By Daniel Luzer, Broadway Magazine

The Philanthropist: Twisting Moliere

Moliere's 1666 play The Misanthrope is often considered one of the funniest plays written in any language. The story concerns Alceste, a character whose dislike for hypocrisy is so intense that he rejects polite social conventions and believes in being brutally honest all the time.


British playwright Christopher Hampton was so fascinated with the comedy that he decided to turn Moliere's play around, creating a title character who aims to please everyone and apologizes for everything that happens. "I always divide people into two groups," Hampton once said. "Those who live by what they know to be a lie, and those who live by what they believe, falsely, to be the truth." Written as a response to Moliere's The Misanthrope, The Philanthropist was first performed at the Royal Court in London in 1970. The bourgeois comedy, examining social and moral principles, looks at the narrow lives of intellectuals.
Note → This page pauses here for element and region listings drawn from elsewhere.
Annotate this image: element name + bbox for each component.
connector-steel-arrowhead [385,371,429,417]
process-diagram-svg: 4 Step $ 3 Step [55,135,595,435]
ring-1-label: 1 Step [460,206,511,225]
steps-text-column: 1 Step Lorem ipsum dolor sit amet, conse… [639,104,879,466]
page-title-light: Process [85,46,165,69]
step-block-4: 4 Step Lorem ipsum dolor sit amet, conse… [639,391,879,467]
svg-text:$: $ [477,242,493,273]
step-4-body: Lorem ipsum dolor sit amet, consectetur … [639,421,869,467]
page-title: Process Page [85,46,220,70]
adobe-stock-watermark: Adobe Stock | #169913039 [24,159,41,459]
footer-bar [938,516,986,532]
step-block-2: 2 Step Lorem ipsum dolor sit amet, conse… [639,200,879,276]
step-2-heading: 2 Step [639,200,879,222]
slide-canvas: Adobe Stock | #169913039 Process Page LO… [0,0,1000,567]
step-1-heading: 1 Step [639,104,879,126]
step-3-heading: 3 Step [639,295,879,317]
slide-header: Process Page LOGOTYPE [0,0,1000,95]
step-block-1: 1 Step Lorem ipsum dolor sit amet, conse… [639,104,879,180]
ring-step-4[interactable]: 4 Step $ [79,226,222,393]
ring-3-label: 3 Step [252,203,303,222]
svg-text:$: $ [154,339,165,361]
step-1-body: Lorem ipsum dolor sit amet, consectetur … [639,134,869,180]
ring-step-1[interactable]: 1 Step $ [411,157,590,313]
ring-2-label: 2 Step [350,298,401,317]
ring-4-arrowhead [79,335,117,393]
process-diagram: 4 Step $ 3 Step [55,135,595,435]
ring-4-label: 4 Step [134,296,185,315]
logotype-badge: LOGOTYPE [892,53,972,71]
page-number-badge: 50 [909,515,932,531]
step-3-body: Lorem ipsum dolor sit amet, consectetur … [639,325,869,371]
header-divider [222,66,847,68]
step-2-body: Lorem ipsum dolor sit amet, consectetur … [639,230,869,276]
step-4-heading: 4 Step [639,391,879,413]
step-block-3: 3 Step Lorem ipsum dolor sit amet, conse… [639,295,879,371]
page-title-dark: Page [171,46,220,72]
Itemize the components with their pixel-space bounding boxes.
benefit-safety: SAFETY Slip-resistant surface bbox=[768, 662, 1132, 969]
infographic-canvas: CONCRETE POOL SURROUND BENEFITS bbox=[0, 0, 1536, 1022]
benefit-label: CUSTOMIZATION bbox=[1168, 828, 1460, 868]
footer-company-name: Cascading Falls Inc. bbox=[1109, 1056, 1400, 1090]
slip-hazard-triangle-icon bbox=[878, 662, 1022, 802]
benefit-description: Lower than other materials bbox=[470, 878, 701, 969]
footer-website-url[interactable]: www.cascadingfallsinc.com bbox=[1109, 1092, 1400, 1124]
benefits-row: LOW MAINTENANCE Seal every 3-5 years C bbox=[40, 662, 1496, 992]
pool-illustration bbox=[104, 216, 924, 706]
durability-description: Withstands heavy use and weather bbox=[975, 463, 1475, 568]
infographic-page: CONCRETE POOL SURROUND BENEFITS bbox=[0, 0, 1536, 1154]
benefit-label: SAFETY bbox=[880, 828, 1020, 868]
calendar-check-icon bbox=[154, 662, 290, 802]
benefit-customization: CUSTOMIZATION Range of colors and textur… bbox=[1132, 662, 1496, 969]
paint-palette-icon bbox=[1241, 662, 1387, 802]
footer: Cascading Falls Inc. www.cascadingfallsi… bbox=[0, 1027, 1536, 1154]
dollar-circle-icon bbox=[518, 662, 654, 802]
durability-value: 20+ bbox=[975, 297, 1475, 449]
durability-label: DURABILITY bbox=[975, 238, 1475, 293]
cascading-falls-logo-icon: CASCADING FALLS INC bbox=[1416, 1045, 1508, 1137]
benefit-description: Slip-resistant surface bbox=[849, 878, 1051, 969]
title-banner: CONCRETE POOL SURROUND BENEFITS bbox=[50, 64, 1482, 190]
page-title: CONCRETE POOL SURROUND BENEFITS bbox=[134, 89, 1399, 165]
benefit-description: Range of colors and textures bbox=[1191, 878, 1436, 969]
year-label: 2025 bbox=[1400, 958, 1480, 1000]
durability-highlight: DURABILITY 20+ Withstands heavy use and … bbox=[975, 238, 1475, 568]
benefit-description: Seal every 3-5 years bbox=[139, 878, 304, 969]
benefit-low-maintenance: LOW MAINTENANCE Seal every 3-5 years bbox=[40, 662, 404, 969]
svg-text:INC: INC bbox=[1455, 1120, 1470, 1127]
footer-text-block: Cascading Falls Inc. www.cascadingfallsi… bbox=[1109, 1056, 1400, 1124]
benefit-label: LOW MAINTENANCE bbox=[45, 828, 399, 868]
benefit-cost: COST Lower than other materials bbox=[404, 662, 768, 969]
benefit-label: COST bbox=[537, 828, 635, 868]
The Philanthropist centers on Philip, an Oxford academic and lecturer in philology who is a linguistics genius and works out unusual and intricate anagrams for fun. He is also nice, very nice. So nice, in fact, that he failed at teaching English literature because, so positive about everything, he could not criticize effectively. The Philanthropist begins with Philip and a colleague tutoring a student. Later, friends come for a dinner party where Philip handles himself awkwardly, as he does with all social situations.


Meanwhile, outside of academia, terrorists have assassinated the Prime Minister and his cabinet. Next on the list are England's 25 most eminent writers, who are being murdered one by one. One guest of Philip's, a successful novelist, does not know if he should be "relieved or insulted" that he is not targeted.


The Philanthropist premiered at the Royal Court Theatre in 1970 and opened on Broadway at the Ethel Barrymore Theatre in 1971. It was nominated for the Tony Award for Best Play. In the original production, The Philanthropist was set in a dystopian 'Near Future.' In subsequent performances that future simply became the present.


The Philanthropist is set to return to Broadway this spring. Tony winner Matthew Broderick will play Philip in the Roundabout Theatre Company 2009 production of Hampton's play.


The production will begin previews on April 10, 2009. While the play is now almost 40 years ago, the biting humor of The Philanthropist, like that of The Misanthrope, proves to hold up well over time.